Jim Jarmusch n’a que faire des clichés du film de vampires. Pas de morsures effrayantes ni de capes gothiques virevoltantes. Dans Only Lovers Left Alive, le mythe est revisité avec une élégance fluide et une profondeur mélancolique. Plus que jamais, les buveurs de sang sont des figures du spleen absolu, des artistes maudits errant dans un monde qui ne tourne plus rond.
Adam (Tom Hiddleston), vampire torturé et musicien génial, traîne son ennui dans un Détroit désertique et crépusculaire. Le rock est mort, la littérature est morte, et lui aussi aimerait bien en finir si ce n’était pour son amour immortel : Eve (Tilda Swinton). D’une sagesse millénaire, elle voyage de Tanger pour le ramener à la raison, à coups de poésie, de vinyle et d’amour inébranlable. La référence biblique de leurs prénoms n’est pas anodine : ils sont à la fois les vestiges d’une humanité révolue et les témoins lucides d’un monde qui se délite.
Visuellement, Only Lovers Left Alive est un régal. La caméra de Jarmusch glisse avec une langueur hypnotique sur ces âmes fatiguées du monde, sublimées par une photographie aux teintes sépia et une bande-son envoûtante signée Jozef van Wissem. Chaque plan respire l’amour du détail, du grain de la pellicule aux reflets moirés des lampes tamisées. Le spectateur est happé dans cette ambiance nocturne et musicale, un cocon où le temps semble suspendu.
Mais si l’esthétique et l’interprétation des acteurs sont indéniablement fascinantes, le rythme contemplatif peut parfois sembler un peu trop dilué. L’intrigue, minimale, ne cherche jamais à précipiter les événements. On assiste plus à une méditation qu’à une véritable histoire au sens narratif classique. Ceux qui espèrent du suspense ou des rebondissements en seront pour leurs frais.
Heureusement, le duo Hiddleston-Swinton sauve tout risque d’ennui. Leur alchimie crève l’écran, entre l’intensité tragique d’Adam et la grâce lumineuse d’Eve. Hiddleston joue le musicien maudit avec une fragilité désabusée, tandis que Swinton incarne une sensualité sage, un équilibre parfait entre la douceur et la puissance. Ce sont eux, plus que le récit, qui font vivre le film, transformant chaque scène en une danse silencieuse entre l’amour et la mélancolie.

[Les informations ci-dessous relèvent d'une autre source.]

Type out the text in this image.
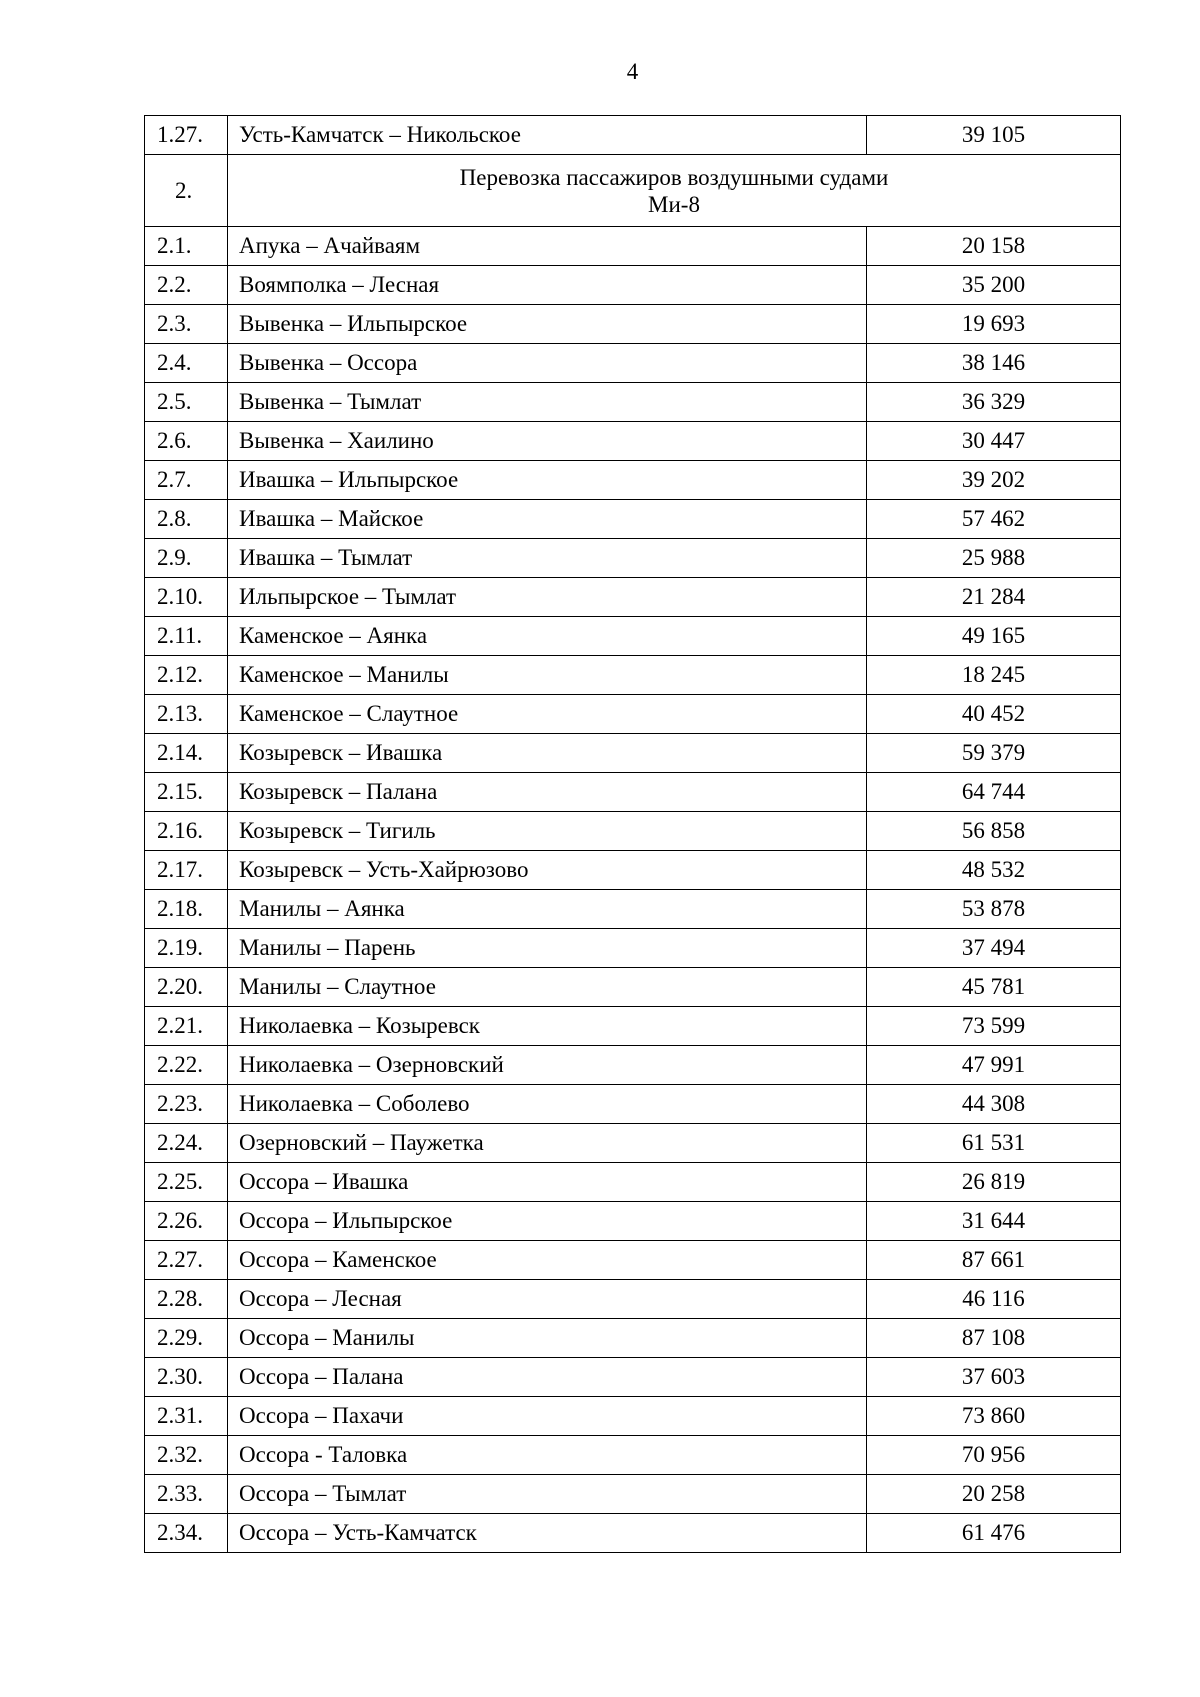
4
1.27.	Усть-Камчатск – Никольское	39 105
2.	Перевозка пассажиров воздушными судами
Ми-8	

2.1.	Апука – Ачайваям	20 158
2.2.	Воямполка – Лесная	35 200
2.3.	Вывенка – Ильпырское	19 693
2.4.	Вывенка – Оссора	38 146
2.5.	Вывенка – Тымлат	36 329
2.6.	Вывенка – Хаилино	30 447
2.7.	Ивашка – Ильпырское	39 202
2.8.	Ивашка – Майское	57 462
2.9.	Ивашка – Тымлат	25 988
2.10.	Ильпырское – Тымлат	21 284
2.11.	Каменское – Аянка	49 165
2.12.	Каменское – Манилы	18 245
2.13.	Каменское – Слаутное	40 452
2.14.	Козыревск – Ивашка	59 379
2.15.	Козыревск – Палана	64 744
2.16.	Козыревск – Тигиль	56 858
2.17.	Козыревск – Усть-Хайрюзово	48 532
2.18.	Манилы – Аянка	53 878
2.19.	Манилы – Парень	37 494
2.20.	Манилы – Слаутное	45 781
2.21.	Николаевка – Козыревск	73 599
2.22.	Николаевка – Озерновский	47 991
2.23.	Николаевка – Соболево	44 308
2.24.	Озерновский – Паужетка	61 531
2.25.	Оссора – Ивашка	26 819
2.26.	Оссора – Ильпырское	31 644
2.27.	Оссора – Каменское	87 661
2.28.	Оссора – Лесная	46 116
2.29.	Оссора – Манилы	87 108
2.30.	Оссора – Палана	37 603
2.31.	Оссора – Пахачи	73 860
2.32.	Оссора - Таловка	70 956
2.33.	Оссора – Тымлат	20 258
2.34.	Оссора – Усть-Камчатск	61 476
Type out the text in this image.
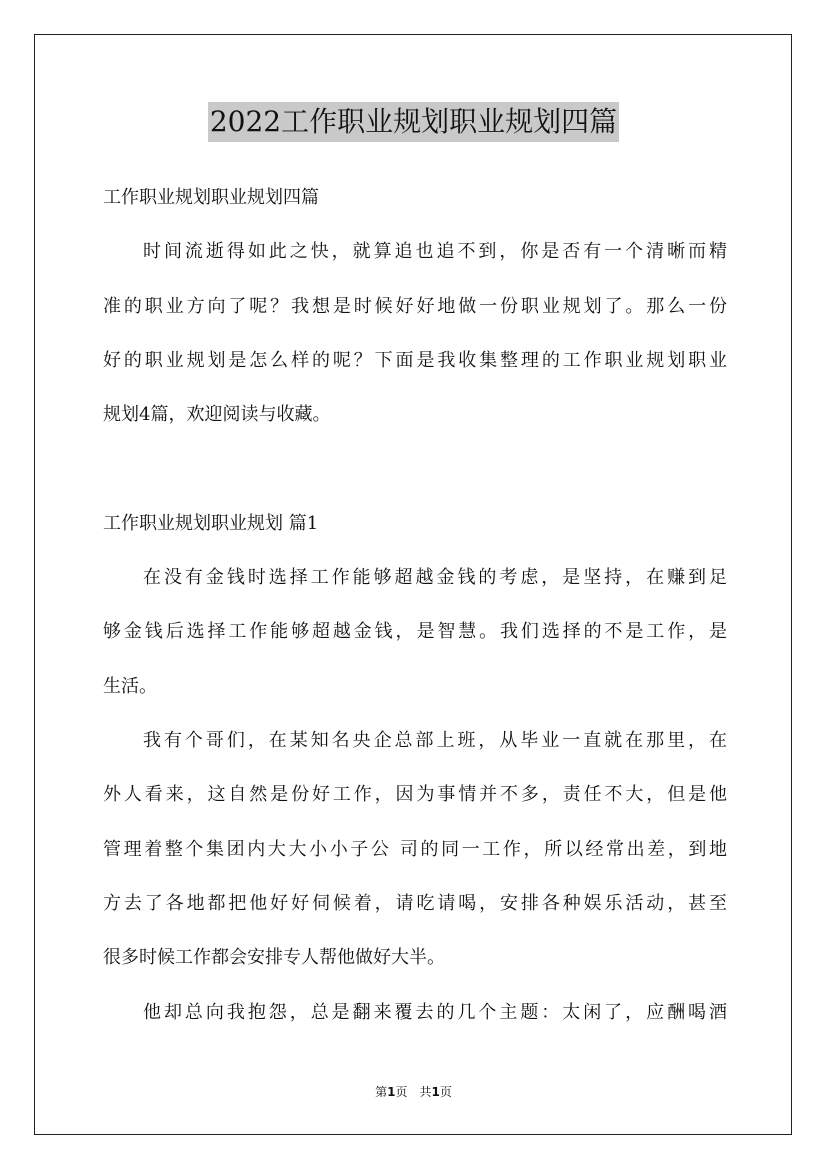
2022工作职业规划职业规划四篇
工作职业规划职业规划四篇
时间流逝得如此之快，就算追也追不到，你是否有一个清晰而精
准的职业方向了呢？我想是时候好好地做一份职业规划了。那么一份
好的职业规划是怎么样的呢？下面是我收集整理的工作职业规划职业
规划4篇，欢迎阅读与收藏。
工作职业规划职业规划 篇1
在没有金钱时选择工作能够超越金钱的考虑，是坚持，在赚到足
够金钱后选择工作能够超越金钱，是智慧。我们选择的不是工作，是
生活。
我有个哥们，在某知名央企总部上班，从毕业一直就在那里，在
外人看来，这自然是份好工作，因为事情并不多，责任不大，但是他
管理着整个集团内大大小小子公 司的同一工作，所以经常出差，到地
方去了各地都把他好好伺候着，请吃请喝，安排各种娱乐活动，甚至
很多时候工作都会安排专人帮他做好大半。
他却总向我抱怨，总是翻来覆去的几个主题：太闲了，应酬喝酒
第1页　共1页
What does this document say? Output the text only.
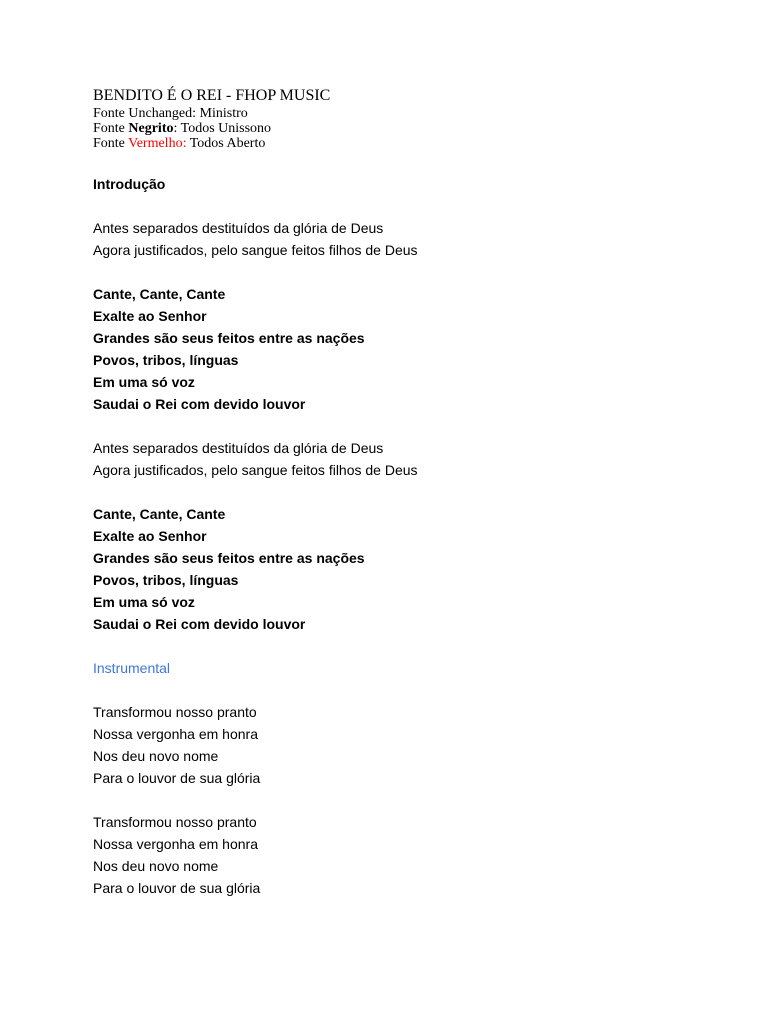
BENDITO É O REI - FHOP MUSIC

Fonte Unchanged: Ministro

Fonte Negrito: Todos Unissono

Fonte Vermelho: Todos Aberto

Introdução
Antes separados destituídos da glória de Deus
Agora justificados, pelo sangue feitos filhos de Deus
Cante, Cante, Cante
Exalte ao Senhor
Grandes são seus feitos entre as nações
Povos, tribos, línguas
Em uma só voz
Saudai o Rei com devido louvor
Antes separados destituídos da glória de Deus
Agora justificados, pelo sangue feitos filhos de Deus
Cante, Cante, Cante
Exalte ao Senhor
Grandes são seus feitos entre as nações
Povos, tribos, línguas
Em uma só voz
Saudai o Rei com devido louvor
Instrumental
Transformou nosso pranto
Nossa vergonha em honra
Nos deu novo nome
Para o louvor de sua glória
Transformou nosso pranto
Nossa vergonha em honra
Nos deu novo nome
Para o louvor de sua glória
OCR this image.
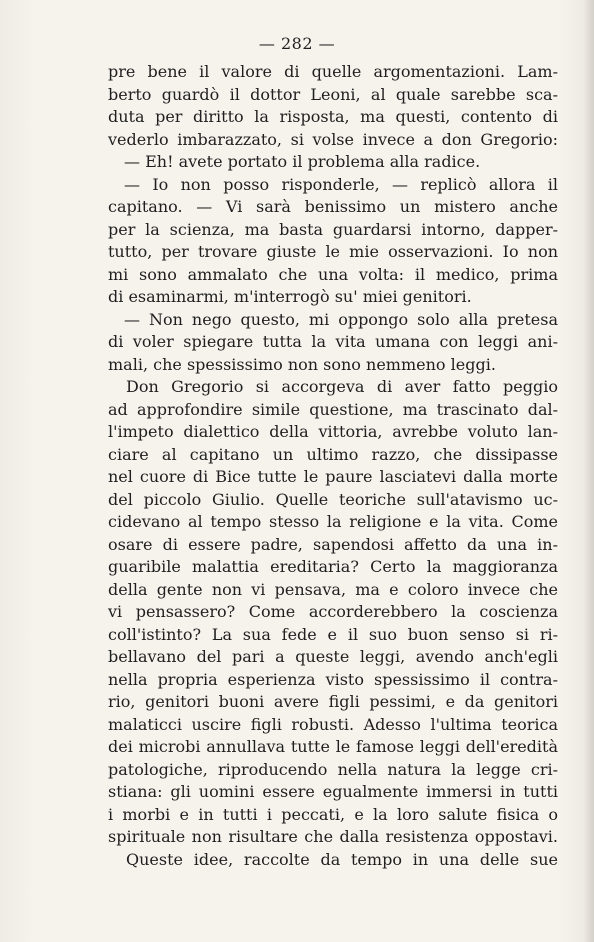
— 282 —
pre bene il valore di quelle argomentazioni. Lam-
berto guardò il dottor Leoni, al quale sarebbe sca-
duta per diritto la risposta, ma questi, contento di
vederlo imbarazzato, si volse invece a don Gregorio:
— Eh! avete portato il problema alla radice.
— Io non posso risponderle, — replicò allora il
capitano. — Vi sarà benissimo un mistero anche
per la scienza, ma basta guardarsi intorno, dapper-
tutto, per trovare giuste le mie osservazioni. Io non
mi sono ammalato che una volta: il medico, prima
di esaminarmi, m'interrogò su' miei genitori.
— Non nego questo, mi oppongo solo alla pretesa
di voler spiegare tutta la vita umana con leggi ani-
mali, che spessissimo non sono nemmeno leggi.
Don Gregorio si accorgeva di aver fatto peggio
ad approfondire simile questione, ma trascinato dal-
l'impeto dialettico della vittoria, avrebbe voluto lan-
ciare al capitano un ultimo razzo, che dissipasse
nel cuore di Bice tutte le paure lasciatevi dalla morte
del piccolo Giulio. Quelle teoriche sull'atavismo uc-
cidevano al tempo stesso la religione e la vita. Come
osare di essere padre, sapendosi affetto da una in-
guaribile malattia ereditaria? Certo la maggioranza
della gente non vi pensava, ma e coloro invece che
vi pensassero? Come accorderebbero la coscienza
coll'istinto? La sua fede e il suo buon senso si ri-
bellavano del pari a queste leggi, avendo anch'egli
nella propria esperienza visto spessissimo il contra-
rio, genitori buoni avere figli pessimi, e da genitori
malaticci uscire figli robusti. Adesso l'ultima teorica
dei microbi annullava tutte le famose leggi dell'eredità
patologiche, riproducendo nella natura la legge cri-
stiana: gli uomini essere egualmente immersi in tutti
i morbi e in tutti i peccati, e la loro salute fisica o
spirituale non risultare che dalla resistenza oppostavi.
Queste idee, raccolte da tempo in una delle sue
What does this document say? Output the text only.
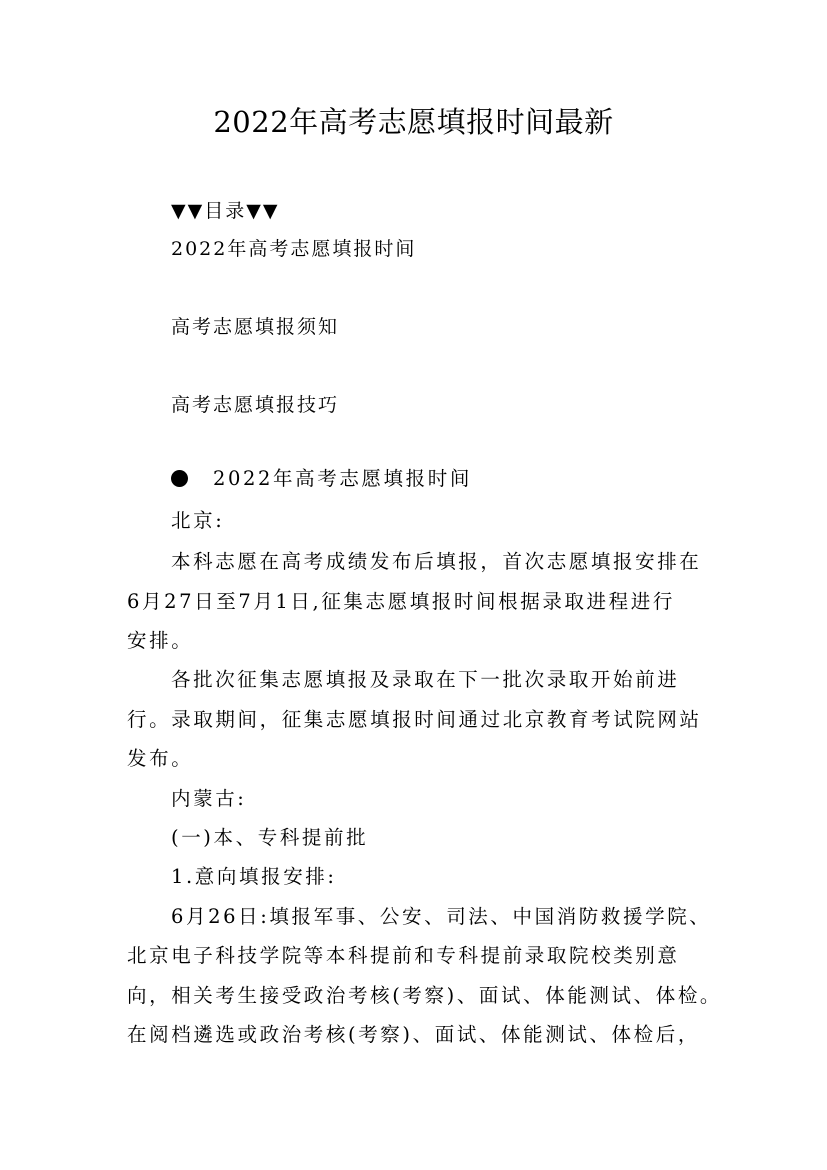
2022年高考志愿填报时间最新
▼▼目录▼▼
2022年高考志愿填报时间
高考志愿填报须知
高考志愿填报技巧
2022年高考志愿填报时间
北京:
本科志愿在高考成绩发布后填报，首次志愿填报安排在
6月27日至7月1日,征集志愿填报时间根据录取进程进行
安排。
各批次征集志愿填报及录取在下一批次录取开始前进
行。录取期间，征集志愿填报时间通过北京教育考试院网站
发布。
内蒙古:
(一)本、专科提前批
1.意向填报安排:
6月26日:填报军事、公安、司法、中国消防救援学院、
北京电子科技学院等本科提前和专科提前录取院校类别意
向，相关考生接受政治考核(考察)、面试、体能测试、体检。
在阅档遴选或政治考核(考察)、面试、体能测试、体检后，
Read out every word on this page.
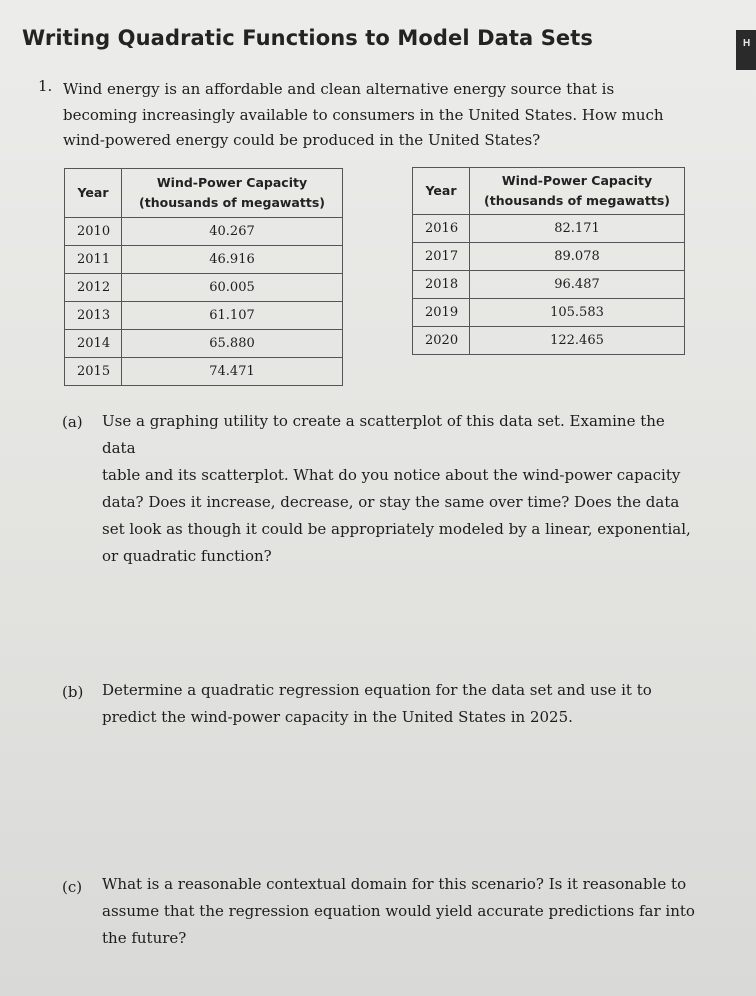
Writing Quadratic Functions to Model Data Sets	H
1. Wind energy is an affordable and clean alternative energy source that is
becoming increasingly available to consumers in the United States. How much
wind-powered energy could be produced in the United States?
Year	Wind-Power Capacity
(thousands of megawatts)

2010	40.267
2011	46.916
2012	60.005
2013	61.107
2014	65.880
2015	74.471
Year	Wind-Power Capacity
(thousands of megawatts)

2016	82.171
2017	89.078
2018	96.487
2019	105.583
2020	122.465
(a) Use a graphing utility to create a scatterplot of this data set. Examine the data
table and its scatterplot. What do you notice about the wind-power capacity
data? Does it increase, decrease, or stay the same over time? Does the data
set look as though it could be appropriately modeled by a linear, exponential,
or quadratic function?
(b) Determine a quadratic regression equation for the data set and use it to
predict the wind-power capacity in the United States in 2025.
(c) What is a reasonable contextual domain for this scenario? Is it reasonable to
assume that the regression equation would yield accurate predictions far into
the future?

Avec Only Lovers Left Alive, Jarmusch signe une ode aux âmes perdues et aux artistes incompris, une fresque élégiaque qui préfère le murmure au cri. Un film qui hypnotise autant qu’il frustre, selon qu’on se laisse envoûter ou non par son rythme lent. Une certitude demeure : Adam et Eve marquent les esprits comme un souvenir indélébile.